Through her porcelain sculptures, artist Kate MacDowell explores our romantic notions towards the environment alongside the human propensity for destruction. Her pieces are responses to the damage we inflict upon our habitats including climate change, genetic modification of organisms, and pollution. Human figures and animals act as symbols of the natural world, humorously and sometimes disturbingly transformed into new creatures that share qualities across the boundary of species. Hand crafted and exceptionally detailed, her work is a traditional medium that takes on contemporary significance in an age of ecological degradation.
Kate MacDowell and her ghostly sculptures are beautiful and somewhat haunting examinations of the human relationship with nature. Each piece is molded by hand and then hollowed. Choosing porcelain for its pallor, luminosity, and ability to show texture, it also allows her to represent “fragility of natural forms in a dying ecosystem, while paradoxically, being a material that can last for thousands of years and is historically associated with high status and value.”
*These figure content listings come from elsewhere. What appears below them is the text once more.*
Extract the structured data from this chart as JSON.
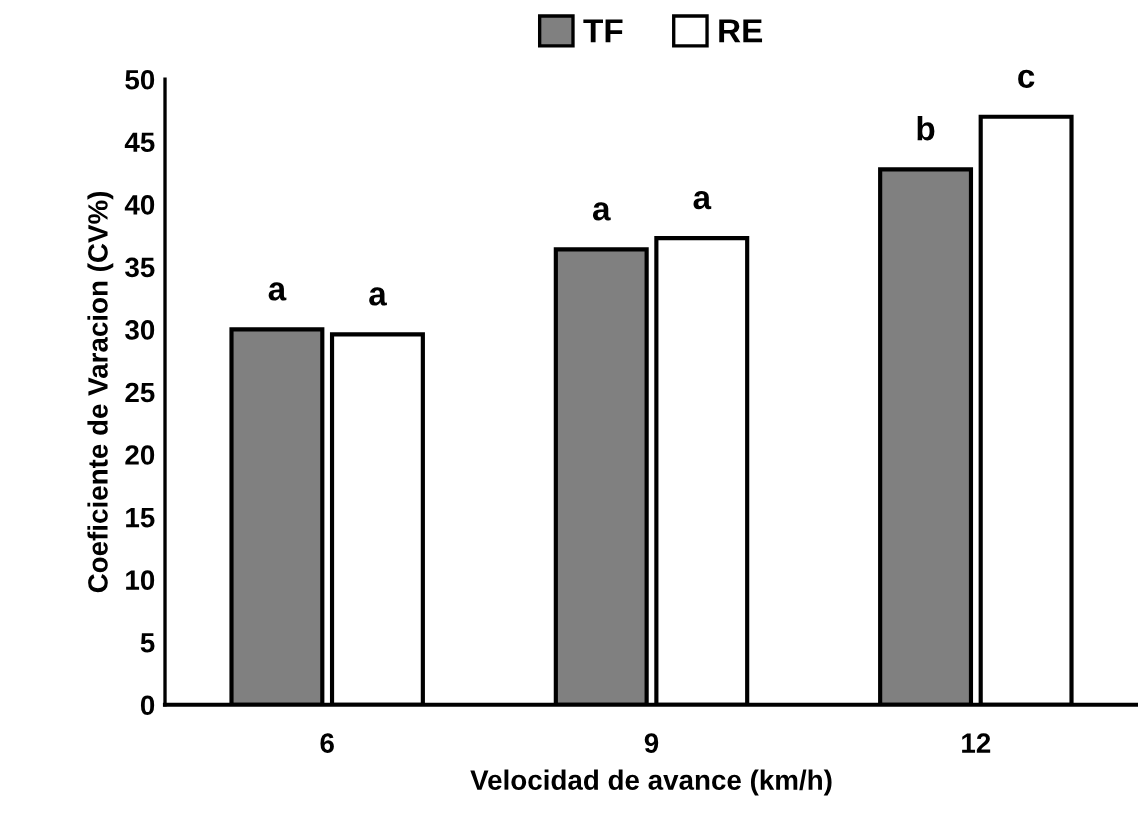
{
  "chart_data": {
    "type": "bar",
    "xlabel": "Velocidad de avance (km/h)",
    "ylabel": "Coeficiente de Varacion (CV%)",
    "categories": [
      "6",
      "9",
      "12"
    ],
    "series": [
      {
        "name": "TF",
        "color": "#808080",
        "values": [
          30.0,
          36.4,
          42.8
        ],
        "value_labels": [
          "a",
          "a",
          "b"
        ]
      },
      {
        "name": "RE",
        "color": "#ffffff",
        "values": [
          29.6,
          37.3,
          47.0
        ],
        "value_labels": [
          "a",
          "a",
          "c"
        ]
      }
    ],
    "ylim": [
      0,
      50
    ],
    "yticks": [
      0,
      5,
      10,
      15,
      20,
      25,
      30,
      35,
      40,
      45,
      50
    ],
    "grid": false,
    "legend": "top"
  }
}
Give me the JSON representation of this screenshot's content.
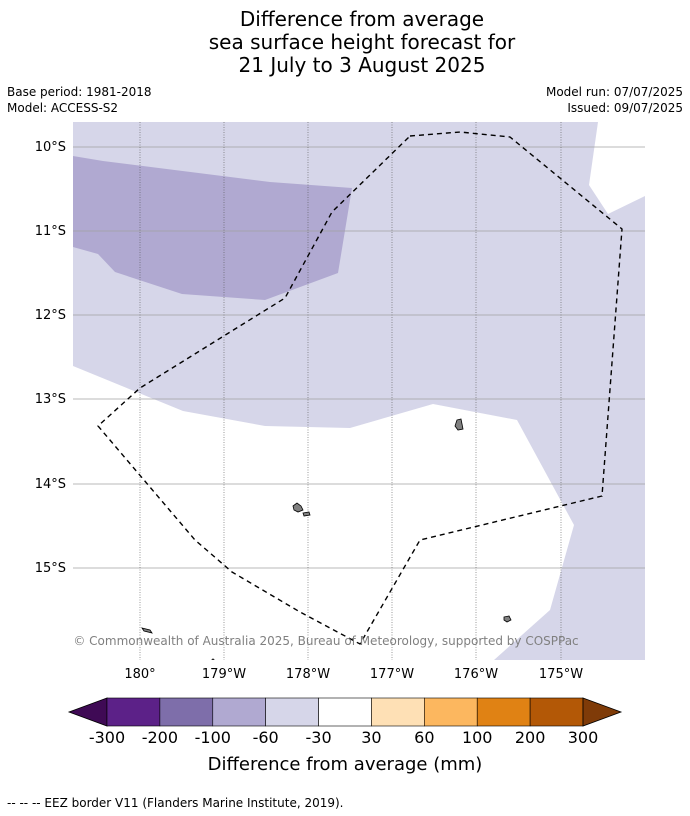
{
  "title_lines": [
    "Difference from average",
    "sea surface height forecast for",
    "21 July to 3 August 2025"
  ],
  "meta_left": [
    "Base period: 1981-2018",
    "Model: ACCESS-S2"
  ],
  "meta_right": [
    "Model run: 07/07/2025",
    "Issued: 09/07/2025"
  ],
  "map": {
    "lat_labels": [
      "10°S",
      "11°S",
      "12°S",
      "13°S",
      "14°S",
      "15°S"
    ],
    "lon_labels": [
      "180°",
      "179°W",
      "178°W",
      "177°W",
      "176°W",
      "175°W"
    ],
    "credit": "© Commonwealth of Australia 2025, Bureau of Meteorology, supported by COSPPac",
    "fill_colors": {
      "-100_-60": "#b0a9d1",
      "-60_-30": "#d6d6e9",
      "land": "#808080"
    }
  },
  "colorbar": {
    "ticks": [
      "-300",
      "-200",
      "-100",
      "-60",
      "-30",
      "30",
      "60",
      "100",
      "200",
      "300"
    ],
    "colors": [
      "#3f0a55",
      "#5c2188",
      "#7e6eaa",
      "#b0a9d1",
      "#d6d6e9",
      "#ffffff",
      "#fee0b5",
      "#fcb75f",
      "#e08214",
      "#b35806",
      "#7f3b08"
    ],
    "title": "Difference from average (mm)"
  },
  "footnote": "--  --  -- EEZ border V11 (Flanders Marine Institute, 2019)."
}
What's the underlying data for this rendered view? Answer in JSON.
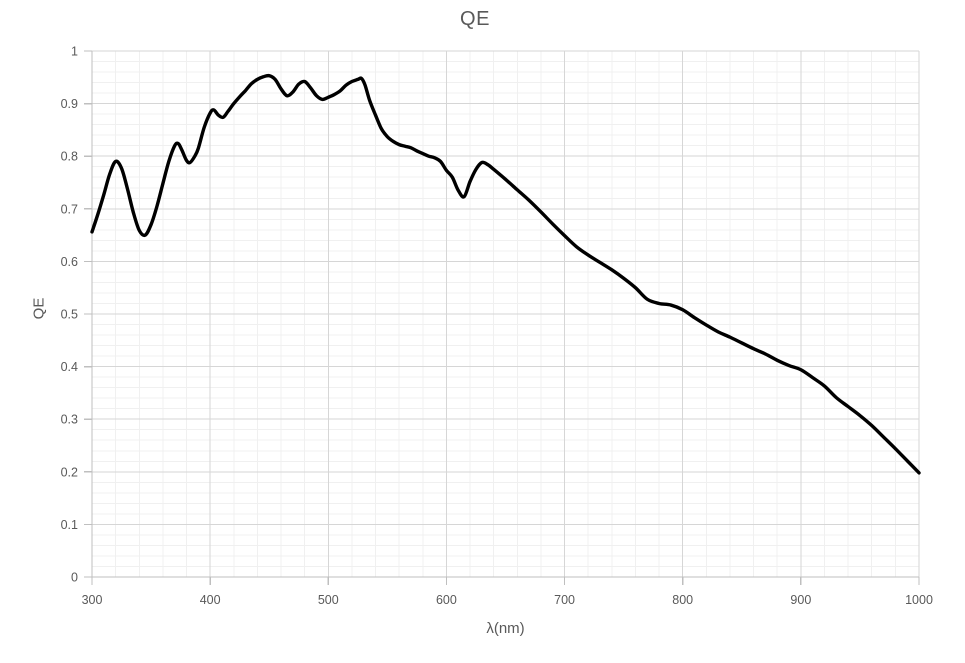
{
  "chart_data": {
    "type": "line",
    "title": "QE",
    "xlabel": "λ(nm)",
    "ylabel": "QE",
    "xlim": [
      300,
      1000
    ],
    "ylim": [
      0,
      1
    ],
    "x_ticks": [
      300,
      400,
      500,
      600,
      700,
      800,
      900,
      1000
    ],
    "y_ticks": [
      0,
      0.1,
      0.2,
      0.3,
      0.4,
      0.5,
      0.6,
      0.7,
      0.8,
      0.9,
      1
    ],
    "x_minor_step": 20,
    "y_minor_step": 0.02,
    "grid": {
      "major": true,
      "minor": true
    },
    "legend_position": "none",
    "series": [
      {
        "name": "QE",
        "x": [
          300,
          305,
          310,
          315,
          320,
          325,
          330,
          335,
          340,
          345,
          350,
          355,
          360,
          365,
          370,
          373,
          376,
          380,
          383,
          387,
          390,
          395,
          400,
          403,
          407,
          411,
          415,
          420,
          425,
          430,
          435,
          440,
          445,
          450,
          455,
          460,
          465,
          470,
          475,
          480,
          485,
          490,
          495,
          500,
          505,
          510,
          515,
          520,
          525,
          528,
          531,
          535,
          540,
          545,
          550,
          555,
          560,
          565,
          570,
          575,
          580,
          585,
          590,
          595,
          600,
          605,
          610,
          615,
          620,
          625,
          630,
          635,
          640,
          650,
          660,
          670,
          680,
          690,
          700,
          710,
          720,
          730,
          740,
          750,
          760,
          770,
          780,
          790,
          800,
          810,
          820,
          830,
          840,
          850,
          860,
          870,
          880,
          890,
          900,
          910,
          920,
          930,
          940,
          950,
          960,
          970,
          980,
          990,
          1000
        ],
        "y": [
          0.656,
          0.69,
          0.727,
          0.766,
          0.79,
          0.777,
          0.738,
          0.693,
          0.659,
          0.65,
          0.67,
          0.705,
          0.748,
          0.79,
          0.82,
          0.824,
          0.812,
          0.792,
          0.788,
          0.8,
          0.815,
          0.855,
          0.882,
          0.888,
          0.878,
          0.874,
          0.885,
          0.9,
          0.913,
          0.925,
          0.938,
          0.946,
          0.951,
          0.953,
          0.946,
          0.928,
          0.915,
          0.922,
          0.937,
          0.942,
          0.93,
          0.915,
          0.908,
          0.912,
          0.917,
          0.924,
          0.935,
          0.942,
          0.946,
          0.948,
          0.936,
          0.906,
          0.878,
          0.852,
          0.837,
          0.828,
          0.822,
          0.819,
          0.816,
          0.81,
          0.805,
          0.8,
          0.797,
          0.79,
          0.773,
          0.76,
          0.735,
          0.723,
          0.752,
          0.775,
          0.788,
          0.784,
          0.775,
          0.756,
          0.736,
          0.716,
          0.694,
          0.671,
          0.649,
          0.628,
          0.612,
          0.598,
          0.584,
          0.568,
          0.55,
          0.528,
          0.52,
          0.517,
          0.508,
          0.493,
          0.479,
          0.466,
          0.456,
          0.445,
          0.434,
          0.424,
          0.412,
          0.402,
          0.394,
          0.379,
          0.363,
          0.341,
          0.324,
          0.307,
          0.288,
          0.266,
          0.244,
          0.221,
          0.198
        ]
      }
    ]
  },
  "colors": {
    "line": "#000000",
    "text": "#595959",
    "major_grid": "#d6d6d6",
    "minor_grid": "#f0f0f0",
    "axis": "#bfbfbf",
    "background": "#ffffff"
  }
}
Her compositions become frozen in time like preserved specimens, able to weather what their organic counterparts cannot. McDowell sees her work as a commentary on our actions against our environments, incorporating icons from mythology, art history, and figures of speech. Beautiful and thought-provoking, her representations remind us that we are a part of a complex web of life and have responsibilities as stewards.
MacDowell’s work is currently on display at the American Museum of Ceramic Art through January 26th.